Kovalainen, it turned out, had something called an ascending aortic aneurysm, a scary-sounding name for a scary-sounding condition – a weakening of the aorta, the massive vein that takes blood from the heart and sends it to the rest of the body. It was totally asymptomatic, but had it ruptured, it could have been game over.
“We decided to go ahead with the operation… open heart surgery, six hours, they stopped the heart for two and a half hours, that kind of shit… but it all went well.”
Clearly it did, because barely three months had passed after the operation before Kovalainen was back in a rally car. Ah yes, rallying. Unless you closely follow the Japanese national rally championship, you might not have been aware that Kovalainen had traded glassy-smooth racetracks for gnarly forest roads.
You likely know him best from the seven years he spent in F1, driving for Renault, McLaren, Lotus, Caterham, and the other Lotus, back when that was a whole messy situation. He finished seventh in the championship twice, and took a win for McLaren in Hungary in 2008, the same year teammate Lewis Hamilton claimed his first championship.
Finishing up in F1 just before the dawn of the modern V6 hybrid era, Kovalainen took a year out then moved to Japan, racing in the mega-cool Super GT championship while doing the odd rally, something we have to assume is a basic instinct for a Finnish racing driver.
“I’ve always been passionate about rallying… a few times even during my F1 career, I had an opportunity to try a rally car, but never really had time to do full events.
“During the Covid times, the GT calendar in Japan was getting just too busy, and I needed to stay in Japan all year, my family couldn’t get in… That all sort of played into the decision of stopping the circuit racing, and I thought ‘well, it would still be fun to do something.”
Cue four full time seasons so far in the All Japan Rally Championship, first in a Toyota GT86, then an R5-spec Skoda Fabia, taking his class's championship on the first three. This year, he switched to the new Rally2-spec Toyota GR Yaris. How hard is the transition from racing on circuits, with their big, friendly runoff areas, to hammering down a tree-flanked forest road?

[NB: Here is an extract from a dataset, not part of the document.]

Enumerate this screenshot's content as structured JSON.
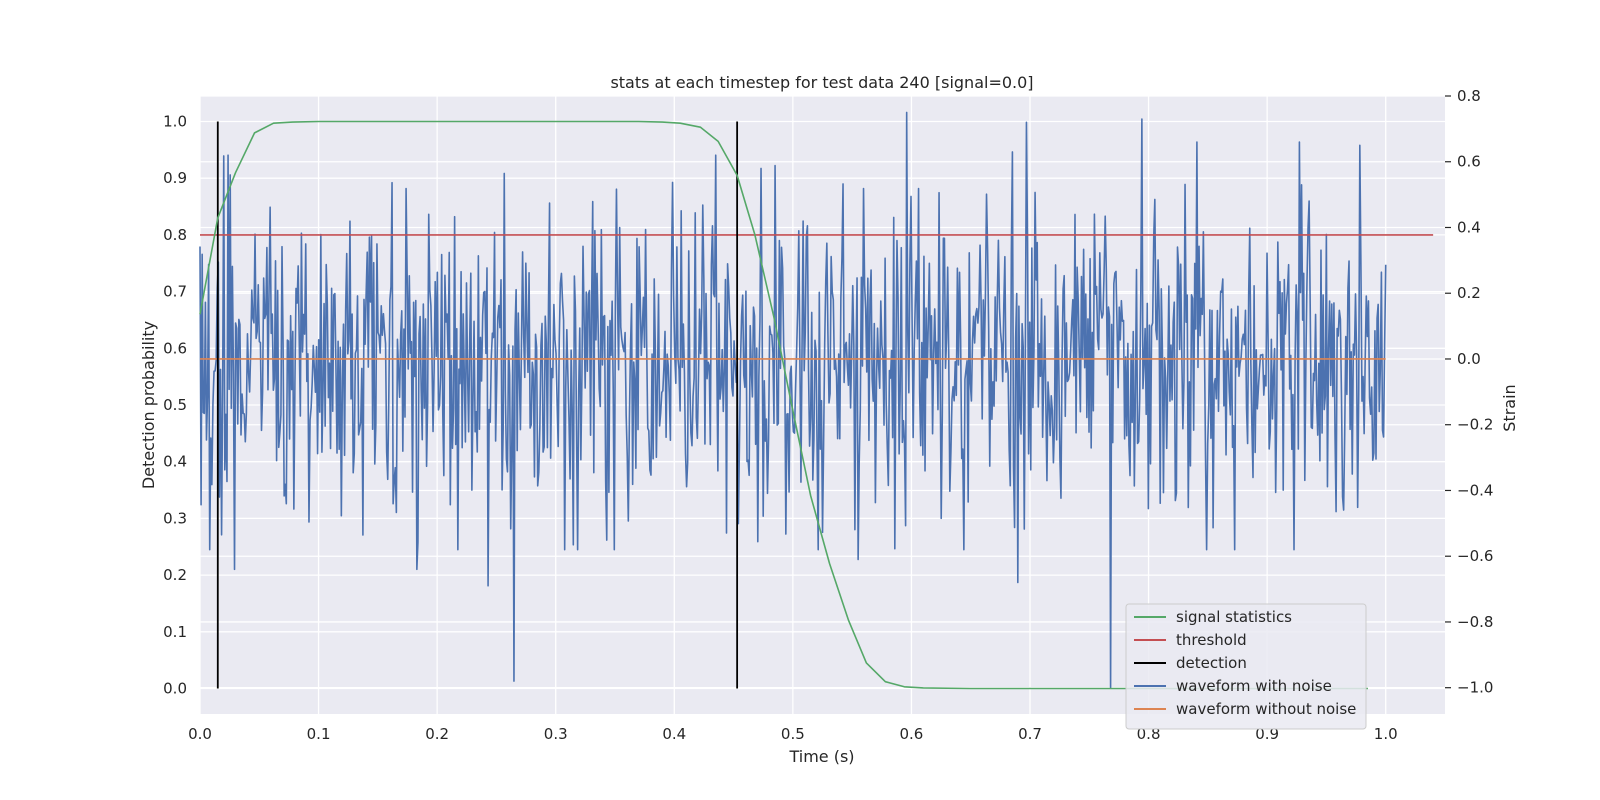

“If I know the road, then the driving itself isn’t really that complicated. The complication in rally is that you don’t know the roads… going flat out from the pacenotes, that’s the part that I still struggle with. Tarmac is easier for me, I haven’t done many events on gravel at all. I find it challenging and difficult but at the same time really exciting.
“I still have motivation to keep driving… Where I am with my rally journey at the moment, [Japan] is a good place to be, learning on tricky but relatively slow stages, so if you fall off it’s usually not a huge accident.” This comment wouldn’t age too well. Kovalainen and co-driver Sae Kitagawa's Rally Japan – the national championship running alongside the top-flight WRC – ended in a spectacular barrel roll, shortly after championship contender Ott Tänak suffered a similar smash.
Stuff like this is in the nature of rallying, though, and it’s certainly not enough to deter Kovalainen. “It would be nice to do some ERC [European Rally Championship], WRC. I did Rally Legend [in San Marino] a few weeks ago, and the Italian tarmac championship could be really fun… we’re planning at the moment.”
Whatever Kovalainen ends up doing, it’ll be fairly impressive considering the situation he found himself in barely a year ago. But then once somebody’s caught the bug for racing, it’ll take more than a life-threatening heart condition to get them to stop.